Grade Levels: K-3

This page provides information to support educators and families in teaching K-3 students about Calendars and Dates. It is designed to complement the Calendar and Dates topic page on BrainPOP Jr.

A calendar is a chart that keeps track of time. Just as people use clocks to plan their day, many people use calendars to help plan their day, week, or year. We recommend watching the Time to the Hour movie together to review the 24 hours in a day. Review with your children that a week is a unit of seven days. A month is a unit of about four weeks or 28-31 days. A year is a unit of twelve months, about 52 weeks, or 365 days. There are 366 days in a leap year.

There are several calendars in use in the world today. The Gregorian calendar is the most commonly used, which divides the year into 12 months and 365 or 366 days. The months are based on the moon’s rotation around Earth and the year is based on Earth’s rotation around the Sun. The lunar calendar, used in many Islamic countries, is based purely on the motion of the moon and is shorter than the Gregorian calendar. The lunar calendar is divided into 12 months, but the year is about 354 days per year. There are also cultures that employ a solar/lunar calendar, such as the Hebrew calendar and the Chinese calendar. These calendars employ leap months or leap years in order to follow the Sun and the phases of the moon. Academic and fiscal calendars are also used to manage time.
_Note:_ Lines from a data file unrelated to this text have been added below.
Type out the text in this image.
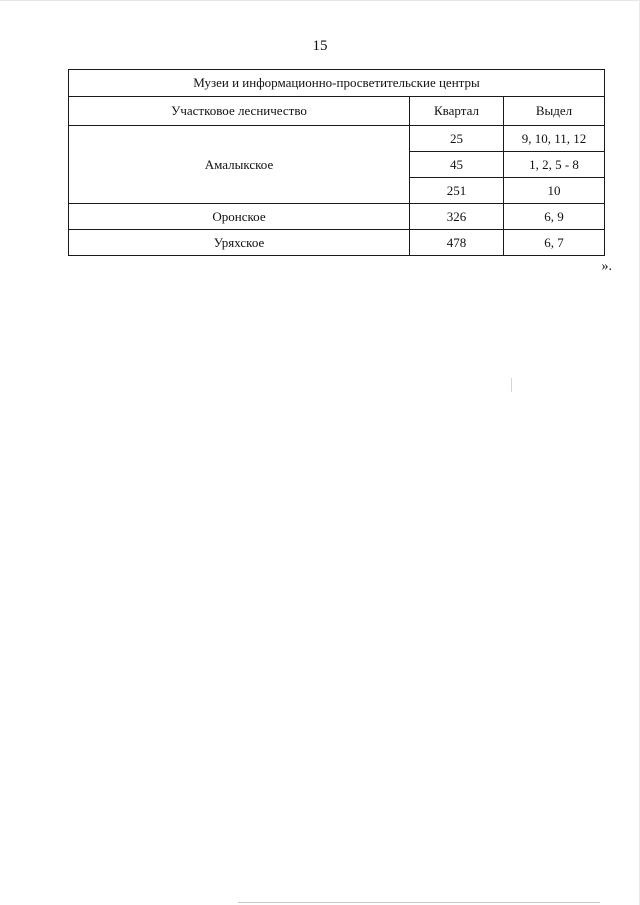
15
Музеи и информационно-просветительские центры		
Участковое лесничество	Квартал	Выдел
Амалыкское	25	9, 10, 11, 12
	45	1, 2, 5 - 8
	251	10
Оронское	326	6, 9
Уряхское	478	6, 7
».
Your children may already be familiar with the days of the week and the months, but a quick review is always helpful. Writing the date is also an important concept to teach and review. There are several standardized ways to write the date. The first is spelling out the month then followed by the day and year, as in August 25th, 1998. Remind children about the position of the comma, just after the number of the day. This date can also be written using numbers for the months. January is the first month of the year, and it is represented by a 1. February is the second month, and it is represented by a 2, and so on. The date August 25, 1998 can be written as 8/25/1998, using slashes, or as 8-25-1998 with dashes.

Many children have problems remembering the days of the week and the months of the year. Parents and teachers can employ heuristics in helping their children memorize the vocabulary. Another difficulty children meet when learning about days of the week and months of the year is spelling. Encourage your child to find patterns in the names and think of strategies for remembering them. Keeping plenty of day and year calendars around the school or home will also help children become accustomed to the words.